Energy giant Npower has swung to a loss at the start of 2019 after shedding another 102,000 customers and taking a hit from the energy price cap.
The Big Six provider, which is owned by German group Innogy, fell to a 45 million euro (£39 million) underlying loss for the three months to March 31, against earnings of 43 million euros (£37 million) a year earlier.
UK retail revenues dropped 5.6% to two billion euros (£1.7 billion).
Npower – which called off its planned merger with rival SSE in December – saw its residential and commercial gas and electricity customer base drop to 3.97 million, down from 4.07 million a year ago.
It comes after the provider lost more than 650,000 customers in 2018.
The ongoing loss of customers, together with the Government’s recently introduced default tariff price cap and redundancy pay provisions amid a restructuring plan combined to impact first quarter earnings, according to the group.
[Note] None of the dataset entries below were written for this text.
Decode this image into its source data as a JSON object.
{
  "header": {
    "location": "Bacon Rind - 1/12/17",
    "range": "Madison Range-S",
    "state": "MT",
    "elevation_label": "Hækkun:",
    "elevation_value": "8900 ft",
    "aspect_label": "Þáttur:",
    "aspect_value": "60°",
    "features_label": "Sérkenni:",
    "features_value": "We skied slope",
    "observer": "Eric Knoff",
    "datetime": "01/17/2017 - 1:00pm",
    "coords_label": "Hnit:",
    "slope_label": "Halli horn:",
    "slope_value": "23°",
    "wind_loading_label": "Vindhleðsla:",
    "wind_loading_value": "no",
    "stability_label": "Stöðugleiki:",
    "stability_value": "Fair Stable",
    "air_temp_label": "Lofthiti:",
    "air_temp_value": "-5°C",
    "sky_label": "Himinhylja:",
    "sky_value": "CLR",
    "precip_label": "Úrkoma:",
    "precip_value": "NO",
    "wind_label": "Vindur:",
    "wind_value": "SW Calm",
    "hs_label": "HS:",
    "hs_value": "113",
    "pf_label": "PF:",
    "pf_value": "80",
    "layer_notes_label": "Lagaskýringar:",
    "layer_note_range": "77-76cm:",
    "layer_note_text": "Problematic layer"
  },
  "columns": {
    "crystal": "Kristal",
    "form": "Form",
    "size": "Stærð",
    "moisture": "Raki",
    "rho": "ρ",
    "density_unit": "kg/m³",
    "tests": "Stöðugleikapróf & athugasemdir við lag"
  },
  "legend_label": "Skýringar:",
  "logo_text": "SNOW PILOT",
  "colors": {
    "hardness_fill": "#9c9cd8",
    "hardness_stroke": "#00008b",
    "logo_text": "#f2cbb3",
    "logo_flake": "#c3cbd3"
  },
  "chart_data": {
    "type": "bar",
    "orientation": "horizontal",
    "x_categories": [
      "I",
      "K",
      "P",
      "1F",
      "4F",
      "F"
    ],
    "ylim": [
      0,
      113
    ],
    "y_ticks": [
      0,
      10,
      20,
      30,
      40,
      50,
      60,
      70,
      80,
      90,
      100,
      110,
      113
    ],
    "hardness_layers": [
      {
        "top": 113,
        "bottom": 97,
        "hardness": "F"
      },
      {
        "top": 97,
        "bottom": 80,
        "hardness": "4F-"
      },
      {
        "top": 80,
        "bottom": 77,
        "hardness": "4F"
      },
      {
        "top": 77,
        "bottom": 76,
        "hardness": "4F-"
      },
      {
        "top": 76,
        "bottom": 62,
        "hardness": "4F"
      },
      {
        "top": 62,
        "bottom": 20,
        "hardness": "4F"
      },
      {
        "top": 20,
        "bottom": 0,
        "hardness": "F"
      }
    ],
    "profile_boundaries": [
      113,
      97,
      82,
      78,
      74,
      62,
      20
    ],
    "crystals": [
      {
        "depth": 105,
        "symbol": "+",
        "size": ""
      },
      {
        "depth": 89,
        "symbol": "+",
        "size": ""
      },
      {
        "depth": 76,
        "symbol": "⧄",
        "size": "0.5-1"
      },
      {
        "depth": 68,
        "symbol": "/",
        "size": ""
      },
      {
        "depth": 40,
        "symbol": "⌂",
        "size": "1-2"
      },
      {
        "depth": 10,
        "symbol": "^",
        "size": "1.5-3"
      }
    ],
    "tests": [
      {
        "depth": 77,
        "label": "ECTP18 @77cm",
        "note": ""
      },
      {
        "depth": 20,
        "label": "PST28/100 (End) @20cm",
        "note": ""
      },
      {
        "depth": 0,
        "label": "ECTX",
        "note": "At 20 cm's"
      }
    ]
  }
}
Npower plans to cut around 900 jobs from its near 6,400-strong workforce in the course of this year, having started talks with staff and unions in February.
Innogy also reiterated its previous warning the UK trading woes are set to contribute to a plunge in group retail earnings over the full-year.
It is forecasting retail earnings to fall to between 300 million euros and 400 million euros (£260 million to £347 million) in 2019, down from 654 million euros (£568 million) in 2018.
The figures show the pressure on Npower amid a competitive market for the big energy providers, who have also been stung by the energy price cap.
Figures on Monday from British Gas owner Centrica and E.On made for painful reading, with both suffering steep customer losses and earnings woes.
SSE and Npower abandoned the merger of their retail operations in December, blaming “challenging market conditions” and the Government’s price cap, introduced last July to end rip-off standard variable tariffs.
Innogy had planned to combine Npower with SSE’s UK household energy and energy
services business and list the new supplier on the London Stock Exchange.
Innogy took a 1.5 billion euro (£1.3 billion) writedown on Npower in full-year results in March after failing to secure its merger with rival SSE last year.